Why metrics, not pings

The case for metric-based status over availability pings.

Most status page tools assert availability with periodic pings: a GET request every 60 seconds against a public endpoint, with a green check when the response code is 2xx. Observer's default is to compute status from metrics you already collect, with pings as one source among many. The reasoning:

Pings only see the public envelope

A ping confirms a single endpoint accepted a single request at a single moment. It does not see:

  • The error rate served to actual customers in the last five minutes.
  • The 95th percentile latency under real load.
  • The depth of an internal queue draining slower than its inflow.
  • A degraded backend that has been masked by retries upstream.

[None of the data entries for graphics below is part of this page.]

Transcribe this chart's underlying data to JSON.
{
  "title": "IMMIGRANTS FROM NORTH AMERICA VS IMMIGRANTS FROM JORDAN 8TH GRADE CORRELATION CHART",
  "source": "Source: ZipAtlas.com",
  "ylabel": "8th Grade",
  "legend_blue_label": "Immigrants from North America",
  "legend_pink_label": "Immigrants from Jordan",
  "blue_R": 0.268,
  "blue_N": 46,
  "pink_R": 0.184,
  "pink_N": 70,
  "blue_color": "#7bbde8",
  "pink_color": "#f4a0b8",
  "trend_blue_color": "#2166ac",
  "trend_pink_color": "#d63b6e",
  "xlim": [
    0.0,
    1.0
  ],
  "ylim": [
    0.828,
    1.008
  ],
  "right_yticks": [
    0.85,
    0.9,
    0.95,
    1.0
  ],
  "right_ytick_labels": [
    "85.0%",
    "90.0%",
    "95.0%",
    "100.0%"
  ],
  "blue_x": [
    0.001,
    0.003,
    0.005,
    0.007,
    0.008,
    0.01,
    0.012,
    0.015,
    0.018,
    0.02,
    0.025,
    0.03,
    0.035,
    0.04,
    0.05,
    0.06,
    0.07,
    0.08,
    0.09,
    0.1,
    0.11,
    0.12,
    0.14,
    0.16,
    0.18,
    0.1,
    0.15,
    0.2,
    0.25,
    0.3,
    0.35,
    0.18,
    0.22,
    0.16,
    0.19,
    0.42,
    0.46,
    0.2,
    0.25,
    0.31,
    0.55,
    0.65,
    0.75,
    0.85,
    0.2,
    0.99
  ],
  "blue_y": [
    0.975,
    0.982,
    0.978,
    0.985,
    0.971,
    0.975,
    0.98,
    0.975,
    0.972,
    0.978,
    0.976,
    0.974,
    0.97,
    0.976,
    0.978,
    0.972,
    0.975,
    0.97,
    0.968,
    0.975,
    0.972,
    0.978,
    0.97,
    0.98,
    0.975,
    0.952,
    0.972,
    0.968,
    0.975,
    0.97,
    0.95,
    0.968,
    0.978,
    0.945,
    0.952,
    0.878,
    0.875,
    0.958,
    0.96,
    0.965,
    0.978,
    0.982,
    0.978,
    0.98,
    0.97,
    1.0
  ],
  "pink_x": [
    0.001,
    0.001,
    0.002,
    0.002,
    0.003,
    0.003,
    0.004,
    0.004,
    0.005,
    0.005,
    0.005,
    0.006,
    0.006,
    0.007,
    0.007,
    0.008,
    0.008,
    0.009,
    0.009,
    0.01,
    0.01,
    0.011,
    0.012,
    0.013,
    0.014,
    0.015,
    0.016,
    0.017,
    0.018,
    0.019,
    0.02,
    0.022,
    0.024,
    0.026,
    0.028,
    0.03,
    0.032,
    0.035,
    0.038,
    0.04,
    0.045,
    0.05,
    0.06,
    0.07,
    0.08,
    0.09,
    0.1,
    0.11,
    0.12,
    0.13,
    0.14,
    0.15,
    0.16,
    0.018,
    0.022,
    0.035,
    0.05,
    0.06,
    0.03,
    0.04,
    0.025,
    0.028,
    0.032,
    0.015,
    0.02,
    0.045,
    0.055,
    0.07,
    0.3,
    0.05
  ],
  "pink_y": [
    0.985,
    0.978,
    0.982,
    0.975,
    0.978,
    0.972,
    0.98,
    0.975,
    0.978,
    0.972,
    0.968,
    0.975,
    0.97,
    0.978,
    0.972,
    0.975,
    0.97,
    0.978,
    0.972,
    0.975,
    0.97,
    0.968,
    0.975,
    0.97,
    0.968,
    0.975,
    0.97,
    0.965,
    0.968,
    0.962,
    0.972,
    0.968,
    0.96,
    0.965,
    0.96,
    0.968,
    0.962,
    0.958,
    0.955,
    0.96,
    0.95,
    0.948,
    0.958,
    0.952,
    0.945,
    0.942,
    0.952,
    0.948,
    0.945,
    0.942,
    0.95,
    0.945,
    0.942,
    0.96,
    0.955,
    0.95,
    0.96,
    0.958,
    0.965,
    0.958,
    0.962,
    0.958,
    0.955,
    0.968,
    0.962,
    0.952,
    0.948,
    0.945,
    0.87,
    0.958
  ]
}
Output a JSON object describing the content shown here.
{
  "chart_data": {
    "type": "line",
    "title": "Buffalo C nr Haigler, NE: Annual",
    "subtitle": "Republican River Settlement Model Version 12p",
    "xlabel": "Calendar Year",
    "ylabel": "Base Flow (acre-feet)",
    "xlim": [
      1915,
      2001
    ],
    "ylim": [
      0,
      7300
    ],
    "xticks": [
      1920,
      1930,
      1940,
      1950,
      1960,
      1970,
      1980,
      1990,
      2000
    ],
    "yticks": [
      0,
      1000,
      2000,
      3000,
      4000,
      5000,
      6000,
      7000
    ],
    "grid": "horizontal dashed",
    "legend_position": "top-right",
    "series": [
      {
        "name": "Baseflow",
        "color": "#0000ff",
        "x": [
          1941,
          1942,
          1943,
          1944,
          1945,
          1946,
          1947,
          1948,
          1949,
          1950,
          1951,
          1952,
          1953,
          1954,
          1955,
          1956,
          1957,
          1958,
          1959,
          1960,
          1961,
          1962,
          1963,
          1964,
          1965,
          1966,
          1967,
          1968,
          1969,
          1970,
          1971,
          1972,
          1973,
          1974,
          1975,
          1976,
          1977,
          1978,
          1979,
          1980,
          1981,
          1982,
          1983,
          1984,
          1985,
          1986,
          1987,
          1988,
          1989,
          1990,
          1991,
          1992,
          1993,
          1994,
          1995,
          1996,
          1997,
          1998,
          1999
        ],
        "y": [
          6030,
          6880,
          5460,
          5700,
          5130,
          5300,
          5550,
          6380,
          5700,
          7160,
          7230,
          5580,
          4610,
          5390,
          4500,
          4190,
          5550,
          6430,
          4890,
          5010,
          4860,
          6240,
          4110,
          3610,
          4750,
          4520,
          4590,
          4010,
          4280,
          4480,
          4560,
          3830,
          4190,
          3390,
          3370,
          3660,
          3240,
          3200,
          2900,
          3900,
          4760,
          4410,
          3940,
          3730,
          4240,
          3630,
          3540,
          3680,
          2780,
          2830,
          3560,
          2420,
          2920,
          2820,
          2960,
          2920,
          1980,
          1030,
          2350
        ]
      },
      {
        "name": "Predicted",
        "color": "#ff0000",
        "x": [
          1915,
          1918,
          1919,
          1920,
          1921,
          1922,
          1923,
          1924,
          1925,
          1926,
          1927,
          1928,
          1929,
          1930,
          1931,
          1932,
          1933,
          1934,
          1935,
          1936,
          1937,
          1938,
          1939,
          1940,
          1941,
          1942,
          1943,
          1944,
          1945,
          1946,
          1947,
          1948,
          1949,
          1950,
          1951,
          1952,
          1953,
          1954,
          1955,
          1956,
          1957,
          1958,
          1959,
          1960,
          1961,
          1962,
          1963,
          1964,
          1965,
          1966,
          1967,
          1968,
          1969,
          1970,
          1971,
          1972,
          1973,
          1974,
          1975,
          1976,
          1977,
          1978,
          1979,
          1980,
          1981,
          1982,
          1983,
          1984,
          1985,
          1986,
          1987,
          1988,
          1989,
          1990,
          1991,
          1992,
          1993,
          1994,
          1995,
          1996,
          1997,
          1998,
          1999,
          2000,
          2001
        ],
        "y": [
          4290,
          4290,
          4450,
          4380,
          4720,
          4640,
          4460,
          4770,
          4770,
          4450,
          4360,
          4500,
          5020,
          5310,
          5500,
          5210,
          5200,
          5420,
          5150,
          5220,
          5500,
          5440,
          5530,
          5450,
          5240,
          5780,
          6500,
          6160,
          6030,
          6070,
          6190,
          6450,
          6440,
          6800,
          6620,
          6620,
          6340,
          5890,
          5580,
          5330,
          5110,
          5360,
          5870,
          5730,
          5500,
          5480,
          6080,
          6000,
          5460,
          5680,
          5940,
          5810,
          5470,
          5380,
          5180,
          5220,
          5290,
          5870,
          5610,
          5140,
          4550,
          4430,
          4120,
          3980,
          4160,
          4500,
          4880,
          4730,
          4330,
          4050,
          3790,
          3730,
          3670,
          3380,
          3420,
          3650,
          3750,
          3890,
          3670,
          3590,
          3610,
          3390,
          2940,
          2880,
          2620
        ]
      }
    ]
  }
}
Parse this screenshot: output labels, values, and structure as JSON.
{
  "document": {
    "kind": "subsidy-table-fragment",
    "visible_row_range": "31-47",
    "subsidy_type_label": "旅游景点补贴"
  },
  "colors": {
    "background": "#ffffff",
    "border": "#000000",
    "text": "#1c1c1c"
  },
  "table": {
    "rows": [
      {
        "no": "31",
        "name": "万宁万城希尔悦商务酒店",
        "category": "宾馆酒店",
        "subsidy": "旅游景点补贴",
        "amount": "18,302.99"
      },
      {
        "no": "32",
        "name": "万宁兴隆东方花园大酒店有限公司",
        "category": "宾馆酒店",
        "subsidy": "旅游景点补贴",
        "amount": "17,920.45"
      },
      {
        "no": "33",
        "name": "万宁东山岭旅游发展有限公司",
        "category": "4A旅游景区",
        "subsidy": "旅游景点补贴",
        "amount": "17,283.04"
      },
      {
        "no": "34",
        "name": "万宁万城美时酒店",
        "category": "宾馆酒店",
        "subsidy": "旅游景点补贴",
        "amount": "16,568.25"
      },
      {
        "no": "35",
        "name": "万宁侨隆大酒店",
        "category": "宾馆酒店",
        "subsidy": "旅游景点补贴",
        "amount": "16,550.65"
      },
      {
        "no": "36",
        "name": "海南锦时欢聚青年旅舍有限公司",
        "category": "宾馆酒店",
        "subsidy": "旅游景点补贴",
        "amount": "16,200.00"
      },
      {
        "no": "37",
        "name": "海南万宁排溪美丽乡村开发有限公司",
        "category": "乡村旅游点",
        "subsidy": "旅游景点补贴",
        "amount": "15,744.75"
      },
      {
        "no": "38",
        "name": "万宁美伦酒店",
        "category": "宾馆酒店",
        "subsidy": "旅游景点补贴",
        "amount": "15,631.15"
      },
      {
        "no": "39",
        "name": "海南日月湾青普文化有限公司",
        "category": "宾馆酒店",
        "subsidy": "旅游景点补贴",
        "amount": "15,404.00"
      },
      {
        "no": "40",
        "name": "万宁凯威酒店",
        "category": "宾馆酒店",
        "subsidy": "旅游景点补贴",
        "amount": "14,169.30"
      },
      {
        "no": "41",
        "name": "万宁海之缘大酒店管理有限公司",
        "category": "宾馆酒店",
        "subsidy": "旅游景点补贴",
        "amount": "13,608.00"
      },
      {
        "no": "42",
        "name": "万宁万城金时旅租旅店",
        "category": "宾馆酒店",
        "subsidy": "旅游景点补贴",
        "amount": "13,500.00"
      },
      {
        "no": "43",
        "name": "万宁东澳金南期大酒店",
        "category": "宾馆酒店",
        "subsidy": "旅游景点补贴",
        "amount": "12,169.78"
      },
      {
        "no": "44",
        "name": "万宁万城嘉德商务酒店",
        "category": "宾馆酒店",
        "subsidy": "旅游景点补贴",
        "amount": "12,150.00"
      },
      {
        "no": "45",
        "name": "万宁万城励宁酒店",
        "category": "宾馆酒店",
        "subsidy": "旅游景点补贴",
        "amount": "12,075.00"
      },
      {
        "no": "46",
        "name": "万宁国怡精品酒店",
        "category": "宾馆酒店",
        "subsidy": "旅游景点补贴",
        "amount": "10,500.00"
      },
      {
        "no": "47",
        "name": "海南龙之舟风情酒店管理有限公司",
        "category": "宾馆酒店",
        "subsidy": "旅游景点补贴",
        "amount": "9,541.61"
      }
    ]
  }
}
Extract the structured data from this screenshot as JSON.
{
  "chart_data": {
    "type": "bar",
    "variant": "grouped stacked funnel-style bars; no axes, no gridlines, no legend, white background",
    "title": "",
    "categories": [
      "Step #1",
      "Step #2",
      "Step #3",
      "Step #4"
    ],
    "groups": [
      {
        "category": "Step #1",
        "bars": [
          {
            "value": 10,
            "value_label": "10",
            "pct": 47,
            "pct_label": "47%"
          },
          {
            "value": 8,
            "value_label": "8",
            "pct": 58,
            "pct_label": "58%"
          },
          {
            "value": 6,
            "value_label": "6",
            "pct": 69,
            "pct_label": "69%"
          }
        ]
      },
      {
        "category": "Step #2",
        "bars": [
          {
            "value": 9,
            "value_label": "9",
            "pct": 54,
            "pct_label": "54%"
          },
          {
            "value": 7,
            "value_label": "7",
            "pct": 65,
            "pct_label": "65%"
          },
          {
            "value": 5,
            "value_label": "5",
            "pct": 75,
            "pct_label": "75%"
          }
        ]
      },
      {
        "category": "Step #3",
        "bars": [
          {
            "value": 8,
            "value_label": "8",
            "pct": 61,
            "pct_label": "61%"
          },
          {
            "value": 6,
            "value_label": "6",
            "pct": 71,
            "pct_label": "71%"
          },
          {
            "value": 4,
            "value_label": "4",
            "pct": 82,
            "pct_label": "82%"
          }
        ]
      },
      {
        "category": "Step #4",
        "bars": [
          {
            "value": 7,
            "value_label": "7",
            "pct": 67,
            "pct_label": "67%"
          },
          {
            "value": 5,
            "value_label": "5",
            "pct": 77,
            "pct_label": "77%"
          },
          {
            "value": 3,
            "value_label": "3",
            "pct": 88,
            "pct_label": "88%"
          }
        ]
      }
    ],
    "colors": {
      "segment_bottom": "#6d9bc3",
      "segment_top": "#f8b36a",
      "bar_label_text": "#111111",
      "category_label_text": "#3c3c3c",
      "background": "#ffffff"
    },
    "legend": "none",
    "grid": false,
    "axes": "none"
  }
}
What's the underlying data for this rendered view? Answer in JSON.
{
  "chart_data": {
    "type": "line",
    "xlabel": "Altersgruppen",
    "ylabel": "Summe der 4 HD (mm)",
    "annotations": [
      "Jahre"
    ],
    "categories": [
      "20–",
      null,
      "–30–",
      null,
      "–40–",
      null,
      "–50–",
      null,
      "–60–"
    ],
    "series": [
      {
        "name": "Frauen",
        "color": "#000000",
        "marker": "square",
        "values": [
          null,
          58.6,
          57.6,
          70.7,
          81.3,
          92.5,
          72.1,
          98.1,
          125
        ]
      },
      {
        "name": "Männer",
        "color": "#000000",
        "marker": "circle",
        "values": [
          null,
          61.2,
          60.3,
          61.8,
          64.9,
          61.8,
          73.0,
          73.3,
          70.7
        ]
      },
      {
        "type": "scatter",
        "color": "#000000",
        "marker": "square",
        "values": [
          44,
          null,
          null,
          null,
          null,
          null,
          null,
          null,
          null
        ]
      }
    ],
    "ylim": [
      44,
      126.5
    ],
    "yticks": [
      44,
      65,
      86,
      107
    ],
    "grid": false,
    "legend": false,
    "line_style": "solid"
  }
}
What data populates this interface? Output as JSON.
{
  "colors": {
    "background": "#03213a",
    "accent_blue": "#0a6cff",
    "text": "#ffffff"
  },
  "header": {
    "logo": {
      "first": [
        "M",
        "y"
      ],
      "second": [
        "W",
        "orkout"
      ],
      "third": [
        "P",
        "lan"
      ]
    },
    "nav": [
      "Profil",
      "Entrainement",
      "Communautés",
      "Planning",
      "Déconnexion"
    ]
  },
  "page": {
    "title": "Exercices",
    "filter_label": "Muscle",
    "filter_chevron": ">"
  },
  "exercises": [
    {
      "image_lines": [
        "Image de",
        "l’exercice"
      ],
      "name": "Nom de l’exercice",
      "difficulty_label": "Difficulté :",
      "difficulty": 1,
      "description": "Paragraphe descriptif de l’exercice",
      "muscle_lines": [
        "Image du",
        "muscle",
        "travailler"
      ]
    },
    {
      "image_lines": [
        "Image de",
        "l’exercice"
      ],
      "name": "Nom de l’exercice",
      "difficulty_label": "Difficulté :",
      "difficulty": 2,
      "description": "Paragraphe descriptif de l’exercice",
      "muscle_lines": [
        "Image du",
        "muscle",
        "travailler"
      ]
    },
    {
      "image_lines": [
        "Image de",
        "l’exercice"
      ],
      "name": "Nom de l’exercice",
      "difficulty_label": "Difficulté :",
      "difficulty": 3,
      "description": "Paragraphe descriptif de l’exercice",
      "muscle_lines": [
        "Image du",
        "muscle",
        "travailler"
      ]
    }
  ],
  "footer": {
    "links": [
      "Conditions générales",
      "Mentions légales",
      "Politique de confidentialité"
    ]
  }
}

A page that reads green from pings while customers are filing support tickets is the standard failure mode of ping-based status.

Metrics see the actual signal

Observer's primary data source is your own metrics: Prometheus queries, HTTP probes that include body checks, TCP connection times, DNS resolution times, TLS certificate expiry. The status the public page shows is computed from the same numbers your on-call team already trusts on the internal Grafana dashboard.

The result: when customers see red, the on-call's dashboard shows the same red, with the same threshold semantics. There is no gap.

Pings still have a place

For systems that do not emit metrics (third-party APIs, public DNS, certificates issued by external CAs), the agent supports HTTP, TCP, DNS, and TLS-cert probes directly. These produce a metric in the same shape as a Prometheus query: a numeric value with a timestamp, evaluated against thresholds.